Ramadan Separuh Jalan, Merayakan Ramadan Bersama Media Sosial

Makassar, PANRITA.News – Kita memasuki pekan kedua, bukan suci Ramadan 1445 H. Dalam kurun waktu empat belas hari ini, Ramadan kini bersisian dengan dengan media social dan pernak-pernik dunia digital lainnya. Peristiwa Ramadan terekam dalam pelbaai platform, termasuk dalam urusan berbuka puasa (Wiryanti & Ratnasari, 2023). Selain soal meme, juga dengan lelucon lainnnya yang diproduki konten creator. Juga kita mendapatkan “hiburan” yang disebut takjil war.

Menyiapkan berbuka puasa dengan yang kemudian diandaikan seperti ketika berburu tiket konser. Sekaligus menjadi lelucon. Dimana ini diawali dengan khutbah seorang pendeta di Manado terkait dengan menyambut bulan suci Ramadan. Sesekali pula ada lakonan yang disebut dengan nonis (perempuan warga non muslim). Mereka juga turut berburu takjil, dan menyertai buka puasa bersama.

Adapun buka puasa bersama yang dihadiri warga non muslim, ini merupakan peristiwa yang lazim jikalau itu di Papua. Saat-saat berbuka puasa bersama para pejabat ataupun masyarakat juga mengundang tetangga non muslim. Merekapun hadir dengan suka cita dan turut merayakan kehadiran Ramadan. Dalam acara buka puasa bersama, merekapun berpartisipasi yang bolehjadi ini sebagai makan malam belaka.

Di samping tentang harmoni, buka puasa juga bisa menjadi alat politik. Dengan selesainya hari pencoblosan, dan juga penetapan rekapitulasi suara dari KPU, maka sudah ada gambaran tentang tiket pilkada. Dalam suasana Ramadan ini, sebuah kesempatan emas untuk menjalin komunikasi baik secara internal maupun eksternal yang dikemas dalam acara buka puasa bersama.

Wadipalapa (2015) menggambarkan bahwa buka puasa bersama yang disingkat bukber dijadikan sebagai kesempatan untuk menyatukan pandangan.

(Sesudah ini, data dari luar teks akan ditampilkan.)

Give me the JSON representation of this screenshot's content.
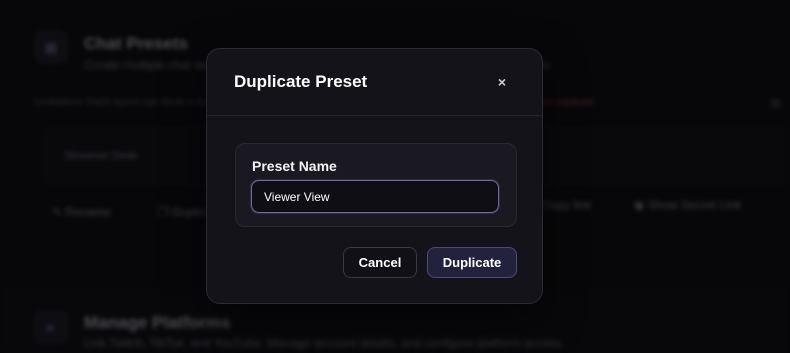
{
  "background": {
    "section1": {
      "title": "Chat Presets",
      "description": "Create multiple chat windows and customize each individual chat window with their own"
    },
    "note": {
      "text": "Limitations: Each layout can show a subset of the platforms and each layout is saved per browser tab.",
      "warning": "Note: Tabs are separate"
    },
    "preset_card": {
      "label": "Streamer Desk"
    },
    "toolbar": {
      "rename": "Rename",
      "duplicate": "Duplicate",
      "copy_url": "Copy link",
      "show_secret": "Show Secret Link"
    },
    "section2": {
      "title": "Manage Platforms",
      "description": "Link Twitch, TikTok, and YouTube. Manage account details, and configure platform access."
    }
  },
  "modal": {
    "title": "Duplicate Preset",
    "close_symbol": "×",
    "field_label": "Preset Name",
    "field_value": "Viewer View",
    "cancel_label": "Cancel",
    "confirm_label": "Duplicate"
  },
  "colors": {
    "accent_border": "#6e6aa3",
    "confirm_bg": "#23223c",
    "warning": "#d05a5a"
  }
}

Termasuk dalam soal politik. Sehingga pasca pandemik yang tidak lagi dibatasi, maka bukber ini akan menjadi alat yang efektif untuk menghubungkan kepentingan politik orang perorang.

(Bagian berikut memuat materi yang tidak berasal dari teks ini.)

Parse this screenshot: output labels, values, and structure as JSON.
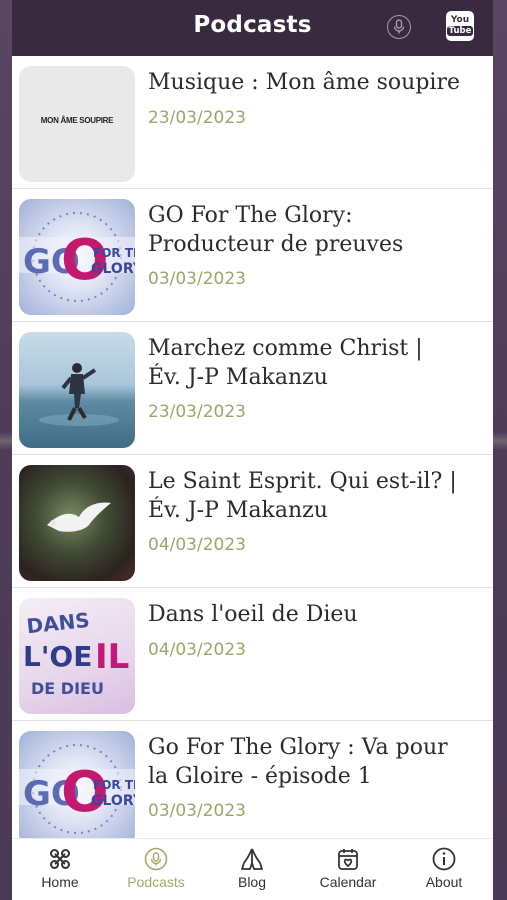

Sekilas kita menengok suasana Ramadan di masa-masa pagebluk. Kesempatan berbuka puasa justru perlu disertai dengan disinfektan, dan juga pencegahan penyebaran corona (Hadya & Haryati, 2022). Ramadan saat itu adalah bulan yang suci, tidak menjadi sebuah perayaan komunal. Terbatas pada keluarga inti, dan lingkungan rumah saja.

Makan-makan ataupun perayaan yang disertai dengan makan bersama menjadi alat pemersatu. Sekalipun ada perbedaan agama dan keyakinan, tetap saja lintas golongan tetap guyub dan justru saling mengunjungi serta juga berbagi.

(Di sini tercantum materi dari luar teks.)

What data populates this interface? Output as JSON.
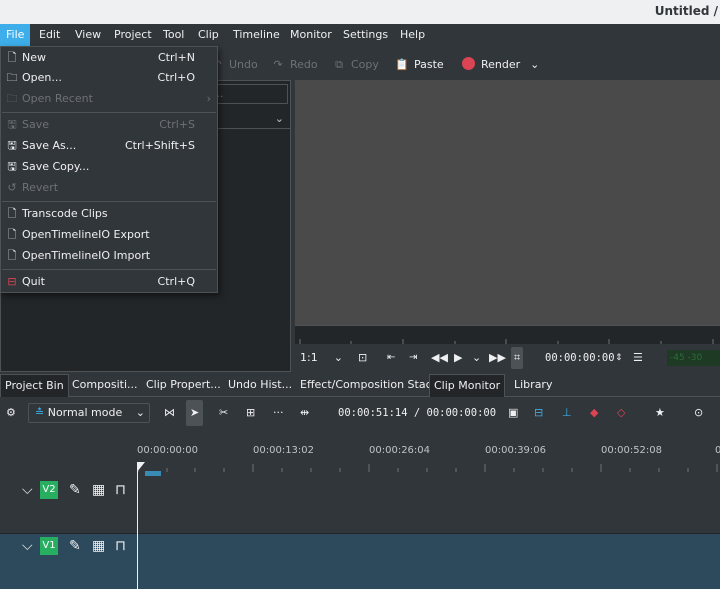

Seperti halnya, awal puasa yang juga menjadi momen bagi masyarakat Hindu di Bali yang merayakan Nyepi. Tidak menjadi penghalang bagi keduanya untuk masing-masing menjalankan ibadah sebagaiamana agama yang dianutnya.

Sebagaimana biasanya di dunia maya, maka kemudian diikuti oleh pelbagai akun dengan variasinya masing-masing. Sehingga ini yang menjadi warna dalam mengiringi perjalanan mengakhiri hitungan dalam dua minggu Ramadan kali ini.

Satu hal lagi, ucapan selamat datangnya Ramadan, dan dugaaan saya juga nantinya menyambut idul fitri, tidak lagi disyiarkan melalui media massa. Kini, dengan hadirnya media sosial, setiap pengguna dapat menjadikannya sebagai platform untuk “bergaul”.

Interaksi warga dengan adanya media sosial ini, kemudian lebih terbuka. Bukan lagi dengan memasang iklan. Cukup dengan menyediakan flyer atau poster. Bagi yang memiliki kemahiran tertentu, bisa membuat video. Namun tidak sebatas itu saja, bahkan cukup dengan mengetikkan kata-kata atau sekalipun menyalin dari akun pengguna lainnya. Atau di grup percakapan WhatsApp, meneruskan apa yang sudah dikirim orang lain.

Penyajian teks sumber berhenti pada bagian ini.